I found the transformation of Rolf Carlé from son of a Austrian psychopath to South American golden boy hard to believe. Despite the fact that the war spared him much of his father´s tyranny, he nevertheless lived through significant childhood trauma (being forced by the Russians to bury gazed Jews, witnessing the incident preceding his brother´s exile and the hanging of father). His metamorphosis into a charming and cultured young man in the New World seems inconsistent with his Old World background. Allende will probably link his desire to denounce injustice in the form of documentary film to the expression of his rage against his father´s brutality, but this seems contrived.
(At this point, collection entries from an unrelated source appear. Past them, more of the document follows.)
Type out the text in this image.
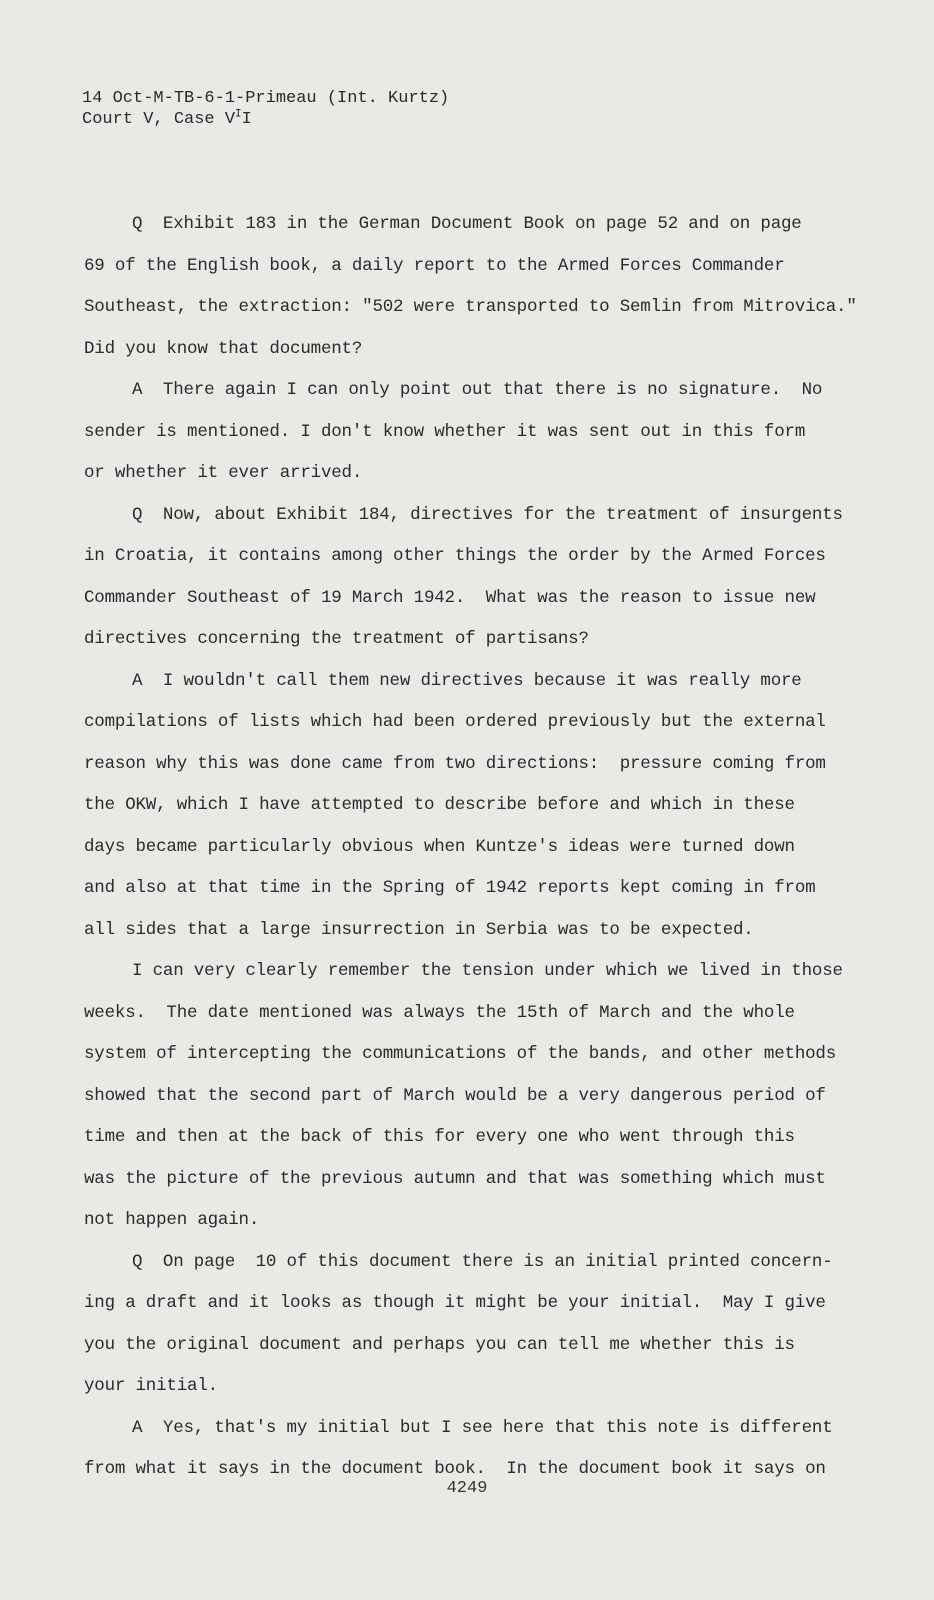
14 Oct-M-TB-6-1-Primeau (Int. Kurtz)
Court V, Case $V^II$
Q  Exhibit 183 in the German Document Book on page 52 and on page
69 of the English book, a daily report to the Armed Forces Commander
Southeast, the extraction: "502 were transported to Semlin from Mitrovica."
Did you know that document?
A  There again I can only point out that there is no signature.  No
sender is mentioned. I don't know whether it was sent out in this form
or whether it ever arrived.
Q  Now, about Exhibit 184, directives for the treatment of insurgents
in Croatia, it contains among other things the order by the Armed Forces
Commander Southeast of 19 March 1942.  What was the reason to issue new
directives concerning the treatment of partisans?
A  I wouldn't call them new directives because it was really more
compilations of lists which had been ordered previously but the external
reason why this was done came from two directions:  pressure coming from
the OKW, which I have attempted to describe before and which in these
days became particularly obvious when Kuntze's ideas were turned down
and also at that time in the Spring of 1942 reports kept coming in from
all sides that a large insurrection in Serbia was to be expected.
I can very clearly remember the tension under which we lived in those
weeks.  The date mentioned was always the 15th of March and the whole
system of intercepting the communications of the bands, and other methods
showed that the second part of March would be a very dangerous period of
time and then at the back of this for every one who went through this
was the picture of the previous autumn and that was something which must
not happen again.
Q  On page  10 of this document there is an initial printed concern-
ing a draft and it looks as though it might be your initial.  May I give
you the original document and perhaps you can tell me whether this is
your initial.
A  Yes, that's my initial but I see here that this note is different
from what it says in the document book.  In the document book it says on
4249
Will Eva Luna make a similar transformation, from orphaned street urchin into articulate militant?
Allende likely based la Colonia on the German towns in the Lakes District of Chile, where you can buy Kuchen and stay in B and B´s called Kleine Salzburg written in Gothic characters.

3 comments:

rafaawa said...

mmm interesante, quisás el personaje de Rolf preanunciaba ser heroico cuando describen su nacimiento y primera infancia. no había pensado en las conotaciones eugénicas de toda esa sección, con su preocupaciónes de como "mezclar" la sangre. y ahora que lo decís, la colonia podría ser tambien Bariloche, una ciudad argentina en el sur de los andes donde varios nazis se refugiaron y dedicaron al alpinismo. según unlibro reciente los refugios que construyeron en la montaña tenían como fin fugarse en caso de ser perseguidos, (nadie llego a juzgarlos, por supuesto). Ana

Unknown said...

Yo pienso que este tipo de transformacion, la de Rolf "from son of an Austrian psychopath to South American golden buy", que te parece tan poco realistico, es de hecho muy comun en la literatura. Cuantos protagonistas vienen de situaciones muy dificiles y luego se vuelven inexplicamente en gran heroes? Y a menudo, en las novelas no se explica como. Yo siempre pensaba que por eso son los protagonistas, porque son especiales. Es decir, de cada diez o cien ninyos creciendo en situaciones horribles, quizas solo uno va a lograr hacer algo gran con su vida, pero por esto el libro se trata de el o ella.

Jon said...

Heh, there's much in this tale that's hard to believe, isn't there? But does that matter?

NB however, I'd suggest that if anywhere (and is it significant that we're never given geographic specifics?) the book is most likely to be set in Venezuela: a Caribbean nation whose economy is also based on oil, and that has a German colony, too, Colonia Tovar.